Ah, well then, obviously the next step is to upgrade the human eye.

And that may not be a joke. The creation of a direct neural link to hardware, visual or otherwise, would probably mean the biggest change in the world since the invention of the wheel, if not fire.  As one of my co-workers pointed out, the limiting factor in cell phone development is the human hand.  Current state of the art might well allow for all of the components of my iPhone to be crammed into something the size of my little finger, but the necessity to allow for physical manipulation of the controls makes that impractical.

Once that technology can be distributed here and there throughout your body – a node on your hand to answer calls, your retina overlaid with a HUD, an antenna plated onto your skull, the audio feed direct into your aural nerve, and so on – the nature of our interaction with technology becomes completely different, as much a part of our personal kinesiology as nodding our heads or blinking our eyes.

Not surprisingly, the concept is fairly common in science fiction.  William Gibson’s Sprawl trilogy includes “simstim” as one of its props.  The concept is that headsets would allow the audience to experience a full sensory duplicate of a celebrity's glamourous life directly from the star's point of view:  visual, auditory, sensual, etc.

The exact process is characteristically undefined, but the most evident part of the technology is implanted artificial eyes, complete with corporate copyrights etched around the iris, that somehow transfer visual input into a digital format as well as functioning as eyes. (Presumably there are equivalent devices to allow for transmission of the other sensory inputs – in spite of the, ah, comprehensive nature of the experience, there’s no suggestion that all the critical aspects of the performer's anatomy are replaced.)

The technology of the Sprawl also allows for users to add sockets that allow them to access experiential information from silicon chips** and as a result be able to speak other languages or fly airplanes, at least as long as the chip is in place.
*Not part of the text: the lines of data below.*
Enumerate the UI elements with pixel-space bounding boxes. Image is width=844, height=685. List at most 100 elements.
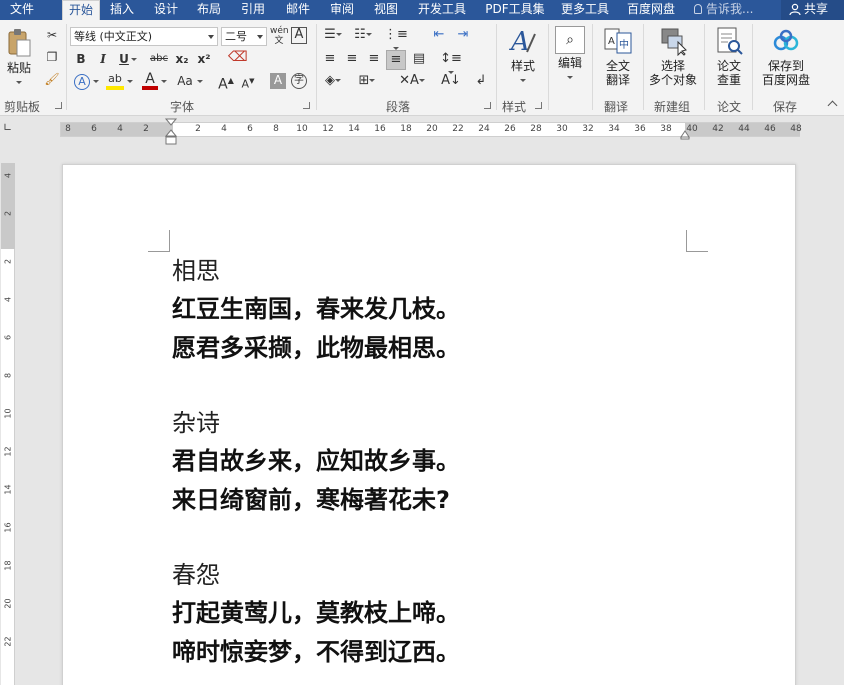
- tab-baidu-netdisk[interactable]: 百度网盘: [622, 0, 680, 20]
- distributed-icon[interactable]: ▤: [410, 52, 428, 66]
- translate-label-2: 翻译: [605, 73, 630, 87]
- font-group-label: 字体: [170, 100, 195, 114]
- share-button[interactable]: 共享: [781, 0, 844, 20]
- char-border-icon[interactable]: A: [291, 27, 307, 44]
- grow-font-label: A: [218, 76, 228, 93]
- styles-launcher-icon[interactable]: [535, 102, 542, 109]
- tab-file[interactable]: 文件: [0, 0, 44, 20]
- underline-button[interactable]: U: [117, 52, 131, 66]
- tab-design[interactable]: 设计: [148, 0, 184, 20]
- copy-icon[interactable]: ❐: [44, 50, 60, 64]
- tab-review[interactable]: 审阅: [324, 0, 360, 20]
- font-color-dropdown-icon[interactable]: [160, 74, 168, 88]
- tab-home[interactable]: 开始: [62, 0, 100, 20]
- ruler-number: 18: [3, 560, 13, 571]
- ruler-number: 10: [296, 124, 308, 134]
- enclose-char-icon[interactable]: 字: [291, 73, 307, 89]
- change-case-button[interactable]: Aa: [174, 74, 196, 88]
- collapse-ribbon-icon[interactable]: [827, 100, 838, 111]
- tab-mailings[interactable]: 邮件: [280, 0, 316, 20]
- align-left-icon[interactable]: ≡: [322, 52, 338, 66]
- highlight-icon[interactable]: ab: [106, 72, 124, 90]
- right-indent-marker-icon[interactable]: [680, 130, 690, 140]
- ruler-number: 16: [3, 522, 13, 533]
- styles-group-label: 样式: [502, 100, 527, 114]
- ruler-number: 4: [221, 124, 227, 134]
- tell-me-text: 告诉我...: [706, 2, 754, 16]
- text-effects-icon[interactable]: A: [74, 74, 90, 90]
- ruler-number: 42: [712, 124, 724, 134]
- translate-label-1: 全文: [605, 59, 630, 73]
- numbering-icon[interactable]: ☷: [352, 28, 374, 42]
- align-right-icon[interactable]: ≡: [366, 52, 382, 66]
- sort-icon[interactable]: A↓: [440, 74, 462, 88]
- superscript-button[interactable]: x²: [196, 52, 212, 66]
- bullets-icon[interactable]: ☰: [322, 28, 344, 42]
- save-to-baidu-button[interactable]: 保存到 百度网盘: [756, 26, 816, 87]
- increase-indent-icon[interactable]: ⇥: [454, 28, 472, 42]
- separator: [704, 24, 705, 110]
- decrease-indent-icon[interactable]: ⇤: [430, 28, 448, 42]
- borders-icon[interactable]: ⊞: [356, 74, 378, 88]
- subscript-button[interactable]: x₂: [174, 52, 190, 66]
- ruler-number: 32: [582, 124, 594, 134]
- ribbon-tab-bar: 文件 开始 插入 设计 布局 引用 邮件 审阅 视图 开发工具 PDF工具集 更…: [0, 0, 844, 20]
- tab-references[interactable]: 引用: [235, 0, 271, 20]
- cut-icon[interactable]: ✂: [44, 28, 60, 42]
- chinese-layout-icon[interactable]: ✕A: [398, 74, 426, 88]
- phonetic-guide-icon[interactable]: wén 文: [270, 26, 289, 46]
- ruler-number: 44: [738, 124, 750, 134]
- font-launcher-icon[interactable]: [303, 102, 310, 109]
- font-size-combo[interactable]: 二号: [221, 27, 267, 46]
- strikethrough-button[interactable]: abc: [148, 52, 170, 66]
- paragraph-group-label: 段落: [386, 100, 411, 114]
- font-color-icon[interactable]: A: [142, 72, 158, 90]
- tab-pdf-tools[interactable]: PDF工具集: [480, 0, 550, 20]
- select-multiple-objects-button[interactable]: 选择 多个对象: [647, 26, 699, 87]
- shrink-font-button[interactable]: A▼: [240, 74, 256, 92]
- justify-icon[interactable]: ≡: [386, 50, 406, 70]
- clear-formatting-icon[interactable]: ⌫: [228, 50, 248, 64]
- ruler-number: 28: [530, 124, 542, 134]
- underline-dropdown-icon[interactable]: [130, 52, 138, 66]
- char-shading-icon[interactable]: A: [270, 73, 286, 89]
- shading-icon[interactable]: ◈: [322, 74, 344, 88]
- show-marks-icon[interactable]: ↲: [474, 74, 488, 88]
- align-center-icon[interactable]: ≡: [344, 52, 360, 66]
- format-painter-icon[interactable]: 🖌: [44, 72, 60, 86]
- poem-line: 君自故乡来，应知故乡事。: [172, 447, 460, 475]
- tab-layout[interactable]: 布局: [191, 0, 227, 20]
- margin-corner-top-left: [148, 230, 170, 252]
- tab-more-tools[interactable]: 更多工具: [557, 0, 613, 20]
- tab-developer[interactable]: 开发工具: [412, 0, 472, 20]
- font-name-combo[interactable]: 等线 (中文正文): [70, 27, 218, 46]
- text-effects-dropdown-icon[interactable]: [92, 74, 100, 88]
- tab-view[interactable]: 视图: [368, 0, 404, 20]
- editing-button[interactable]: ⌕ 编辑: [552, 26, 588, 84]
- indent-marker-icon[interactable]: [165, 118, 177, 146]
- highlight-dropdown-icon[interactable]: [126, 74, 134, 88]
- tab-insert[interactable]: 插入: [104, 0, 140, 20]
- paragraph-launcher-icon[interactable]: [484, 102, 491, 109]
- ruler-number: 20: [3, 598, 13, 609]
- italic-button[interactable]: I: [96, 52, 110, 66]
- paper-label-2: 查重: [716, 73, 741, 87]
- ruler-number: 2: [3, 258, 13, 265]
- ruler-number: 4: [3, 172, 13, 179]
- tell-me-box[interactable]: 告诉我...: [694, 0, 753, 20]
- paper-group-label: 论文: [717, 100, 742, 114]
- poem-line: 来日绮窗前，寒梅著花未?: [172, 486, 450, 514]
- styles-label: 样式: [510, 59, 535, 73]
- paper-check-button[interactable]: 论文 查重: [709, 26, 749, 87]
- document-body[interactable]: 相思 红豆生南国，春来发几枝。 愿君多采撷，此物最相思。 杂诗 君自故乡来，应知…: [172, 252, 712, 672]
- full-text-translate-button[interactable]: A 中 全文 翻译: [598, 26, 638, 87]
- change-case-dropdown-icon[interactable]: [196, 74, 204, 88]
- tab-selector-icon[interactable]: ∟: [3, 122, 17, 136]
- vertical-ruler[interactable]: 4 2 2 4 6 8 10 12 14 16 18 20 22: [1, 163, 15, 685]
- ruler-number: 4: [117, 124, 123, 134]
- paste-button[interactable]: 粘贴: [4, 28, 34, 84]
- styles-button[interactable]: A 样式: [503, 26, 543, 87]
- grow-font-button[interactable]: A▲: [218, 74, 234, 92]
- bold-button[interactable]: B: [74, 52, 88, 66]
- clipboard-launcher-icon[interactable]: [55, 102, 62, 109]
Samuel R. Delaney’s 1968 novel Nova posits a more physical approach, with interface sockets on both wrists and at both ends of the spine. These sockets allow the user to plug into any and all types of hardware, turning everything from flying a starship to operating the power winch for a fishing net into the same sort of directly experienced physical activity as climbing a flight of stairs or sweeping the floor. The result is a changed world, where everyone’s work has become a direct physical part of their lives, with a corresponding increase in personal fulfillment and worker satisfaction. 

The real question is not whether or not this sort of technology is feasible.  Medical technology is already taking its first fumbling steps into allowing blind people to perceive the world through hardware connections to the brain.  The question is a far more fundamental one:  would sockets be a privilege or a requirement?  This is a question that would depend entirely on how the interface system would be integrated into society.
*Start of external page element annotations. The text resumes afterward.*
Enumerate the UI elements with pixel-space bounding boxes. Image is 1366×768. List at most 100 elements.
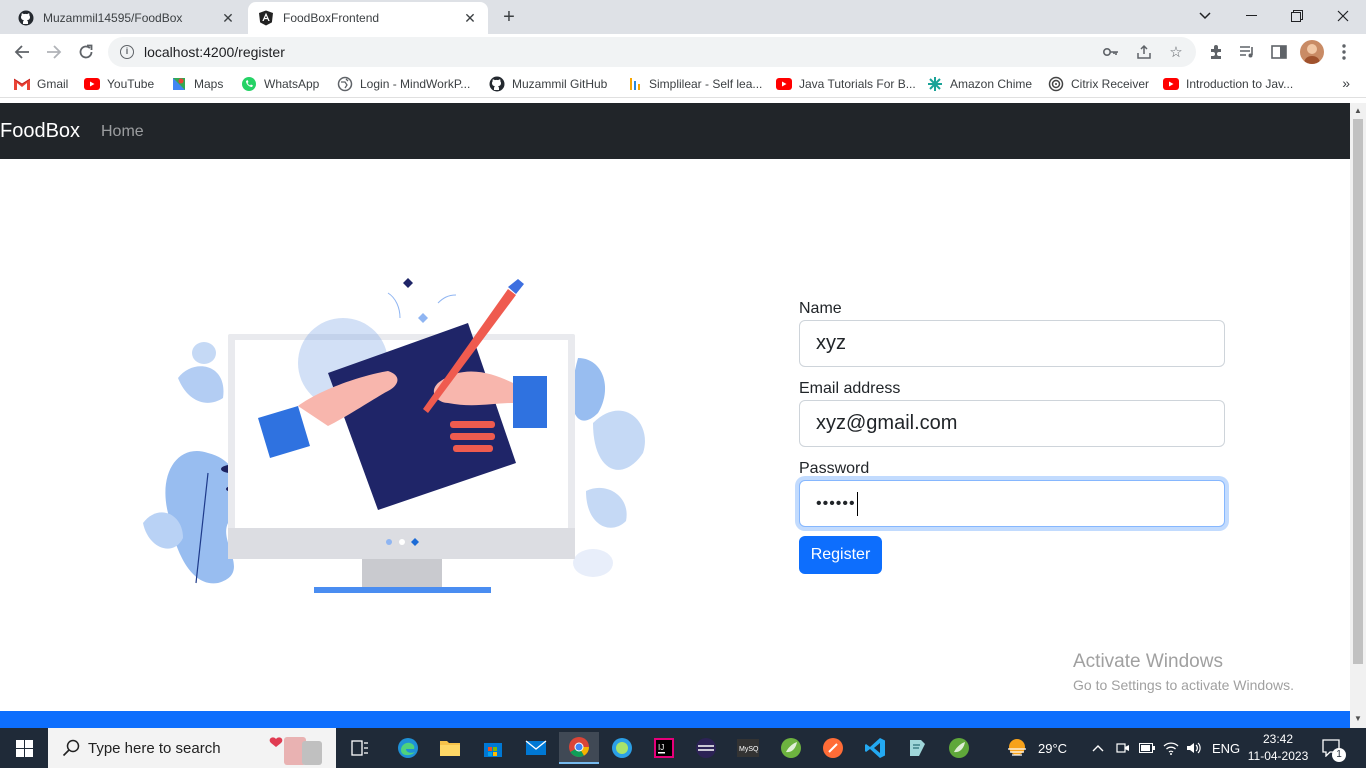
address-bar[interactable]: i localhost:4200/register	[108, 37, 1196, 67]
close-icon[interactable]: ✕	[220, 10, 236, 26]
restore-button[interactable]	[1274, 0, 1320, 32]
bookmark-citrix[interactable]: Citrix Receiver	[1048, 75, 1149, 93]
notes-app-icon[interactable]	[897, 732, 937, 764]
citrix-icon	[1048, 76, 1064, 92]
bookmark-mindworkp[interactable]: Login - MindWorkP...	[337, 75, 470, 93]
minimize-button[interactable]	[1228, 0, 1274, 32]
navbar-brand[interactable]: FoodBox	[0, 120, 80, 143]
globe-icon	[337, 76, 353, 92]
language-indicator[interactable]: ENG	[1212, 728, 1240, 768]
angular-icon	[258, 10, 274, 26]
scroll-down-icon[interactable]: ▼	[1353, 714, 1363, 724]
reload-button[interactable]	[72, 38, 100, 66]
tab-github[interactable]: Muzammil14595/FoodBox ✕	[8, 2, 246, 34]
windows-icon	[15, 739, 33, 757]
bookmark-muzammil-github[interactable]: Muzammil GitHub	[489, 75, 607, 93]
file-explorer-icon[interactable]	[430, 732, 470, 764]
share-icon[interactable]	[1134, 42, 1154, 62]
extensions-icon[interactable]	[1206, 42, 1226, 62]
bookmark-star-icon[interactable]: ☆	[1166, 42, 1186, 62]
youtube-icon	[776, 76, 792, 92]
github-icon	[489, 76, 505, 92]
start-button[interactable]	[0, 728, 48, 768]
vscode-icon[interactable]	[855, 732, 895, 764]
clock-date: 11-04-2023	[1247, 749, 1309, 763]
bookmark-simplilearn[interactable]: Simplilear - Self lea...	[626, 75, 762, 93]
bookmark-java-tutorials[interactable]: Java Tutorials For B...	[776, 75, 916, 93]
youtube-icon	[1163, 76, 1179, 92]
edge-icon[interactable]	[388, 732, 428, 764]
svg-text:MySQL: MySQL	[739, 746, 759, 753]
spring-tools-icon[interactable]	[771, 732, 811, 764]
app-orb-icon[interactable]	[602, 732, 642, 764]
simplilearn-icon	[626, 76, 642, 92]
search-highlight-icon	[269, 737, 322, 765]
search-icon	[62, 739, 80, 757]
bookmarks-overflow-button[interactable]: »	[1342, 75, 1350, 91]
forward-button[interactable]	[40, 38, 68, 66]
mysql-workbench-icon[interactable]: MySQL	[728, 732, 768, 764]
scroll-up-icon[interactable]: ▲	[1353, 106, 1363, 116]
wifi-icon[interactable]	[1163, 728, 1179, 768]
youtube-icon	[84, 76, 100, 92]
profile-avatar[interactable]	[1300, 40, 1324, 64]
watermark-subtitle: Go to Settings to activate Windows.	[1073, 677, 1294, 693]
nav-link-home[interactable]: Home	[101, 123, 144, 141]
bookmark-amazon-chime[interactable]: Amazon Chime	[927, 75, 1032, 93]
page-scrollbar[interactable]: ▲ ▼	[1350, 103, 1366, 728]
bookmark-maps[interactable]: Maps	[171, 75, 223, 93]
spring-boot-icon[interactable]	[939, 732, 979, 764]
store-icon[interactable]	[473, 732, 513, 764]
intellij-icon[interactable]: IJ	[644, 732, 684, 764]
browser-tab-strip: Muzammil14595/FoodBox ✕ FoodBoxFrontend …	[0, 0, 1366, 34]
menu-kebab-icon[interactable]	[1334, 42, 1354, 62]
eclipse-icon[interactable]	[686, 732, 726, 764]
media-control-icon[interactable]	[1237, 42, 1257, 62]
bookmark-intro-java[interactable]: Introduction to Jav...	[1163, 75, 1293, 93]
notification-center[interactable]: 1	[1322, 728, 1346, 768]
maps-icon	[171, 76, 187, 92]
web-page: FoodBox Home Name xyz Email address xyz@…	[0, 103, 1350, 728]
site-info-icon[interactable]: i	[120, 45, 134, 59]
page-footer	[0, 711, 1350, 728]
bookmark-youtube[interactable]: YouTube	[84, 75, 154, 93]
weather-icon	[1008, 739, 1026, 756]
name-input-value: xyz	[816, 332, 846, 354]
email-input-value: xyz@gmail.com	[816, 412, 958, 434]
bookmarks-bar: Gmail YouTube Maps WhatsApp Login - Mind…	[0, 70, 1366, 98]
bookmark-whatsapp[interactable]: WhatsApp	[241, 75, 319, 93]
password-input-value: ••••••	[816, 494, 856, 512]
register-illustration	[143, 278, 645, 593]
volume-icon[interactable]	[1186, 728, 1202, 768]
tab-foodboxfrontend[interactable]: FoodBoxFrontend ✕	[248, 2, 488, 34]
app-navbar: FoodBox Home	[0, 103, 1350, 159]
activate-windows-watermark: Activate Windows Go to Settings to activ…	[1073, 651, 1294, 693]
close-window-button[interactable]	[1320, 0, 1366, 32]
battery-icon[interactable]	[1139, 728, 1155, 768]
chrome-icon[interactable]	[559, 732, 599, 764]
show-hidden-icons[interactable]	[1092, 728, 1104, 768]
email-input[interactable]: xyz@gmail.com	[799, 400, 1225, 447]
task-view-icon[interactable]	[340, 732, 380, 764]
name-input[interactable]: xyz	[799, 320, 1225, 367]
chevron-up-icon	[1092, 745, 1104, 752]
taskbar-clock[interactable]: 23:42 11-04-2023	[1238, 731, 1318, 765]
chime-icon	[927, 76, 943, 92]
tab-search-icon[interactable]	[1182, 0, 1228, 32]
key-icon[interactable]	[1101, 42, 1121, 62]
postman-icon[interactable]	[813, 732, 853, 764]
side-panel-icon[interactable]	[1269, 42, 1289, 62]
meet-now-icon[interactable]	[1116, 728, 1130, 768]
close-icon[interactable]: ✕	[462, 10, 478, 26]
mail-icon[interactable]	[516, 732, 556, 764]
tab-title: FoodBoxFrontend	[283, 11, 380, 25]
taskbar-search-box[interactable]: Type here to search	[48, 728, 336, 768]
new-tab-button[interactable]: +	[498, 6, 520, 28]
back-button[interactable]	[8, 38, 36, 66]
bookmark-gmail[interactable]: Gmail	[14, 75, 68, 93]
weather-widget[interactable]: 29°C	[1004, 728, 1067, 768]
register-button[interactable]: Register	[799, 536, 882, 574]
scrollbar-thumb[interactable]	[1353, 119, 1363, 664]
svg-text:IJ: IJ	[658, 743, 664, 752]
password-input[interactable]: ••••••	[799, 480, 1225, 527]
On one hand, it could become the mark of the elite, where digital eyes and biomechanical hands would only be available to the now-infamous one percent, a sort of bionic bling. The other option is that it would become the mark of the underclass, a clear sign that the possessor has quite literally become part of the corporate machinery.

Hopefully there's a third option, an option closer to Delaney's future. where everyone would gain from the process, creating a world which was simultaneously larger and yet more personally connected than the one we live in now.   
- Sid

* The resolving power in pixels for the human eye is a difficult question, depending on whether you count all the photoreceptors or just the colour-sensitive cones concentrated in the central foveal area of the retina. Depending on what you pick as a cutoff, we may or may not have digitally exceeded the eye already.